Mining News - Published on Wed, 14 Feb 2018

Image Source: cityam.com
City AM reported that Acacia, which is majority-owned by Canada-based Barrick Gold, booked a USD 644 million impairment charge due to Tanzania's ban on the export of gold and copper concentrates, which was introduced in March last year. The firm said the ban resulted in USD 264 million of lost revenue in the year after it was forced to reduce operations at its flagship mine, Bulyanhulu.

Gold production fell seven per cent compared with 2016 to 767,883 ounces, due to lower output at Bulyanhulu.

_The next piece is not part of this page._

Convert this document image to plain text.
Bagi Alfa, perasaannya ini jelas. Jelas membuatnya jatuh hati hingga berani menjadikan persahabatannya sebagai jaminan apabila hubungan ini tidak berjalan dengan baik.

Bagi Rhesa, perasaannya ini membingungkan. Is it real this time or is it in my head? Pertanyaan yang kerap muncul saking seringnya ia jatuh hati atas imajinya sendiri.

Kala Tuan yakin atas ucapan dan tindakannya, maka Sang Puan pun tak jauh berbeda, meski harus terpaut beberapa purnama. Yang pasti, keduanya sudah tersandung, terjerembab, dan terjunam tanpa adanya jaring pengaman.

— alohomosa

Revenue was 29 % lower than the previous year at USD 752m.

Acacia's cash balance fell from USD 318m to USD 81m at the end of the year because of lost revenues caused by the ban.

The miner said the loss of free cash flow in 2017 has caused the board to recommend cutting the final dividend.

Mr Henry Croft, a research analyst at Accendo Markets said that "Almost a year on from the announcement of the export ban imposed by the African state’s government, and with no resolution yet reached, the company’s dividend has finally been sacrificed in order to protect its financial position amid a negative cash flow in 2017."

Barrick Gold has said it aimed to reach a deal with the Tanzanian government in the first half of 2018, but Croft warned that even once a deal is reached, the impact on Acacia's mining capacity will be felt "long into the future."

Mr Croft said that "With every month and quarter that passes the protracted disagreement claims the support of more investors. This morning’s cutting of the dividend will be the final straw for many loyal shareholders who have stuck with the company in the hope a deal will be reached within the next five months.”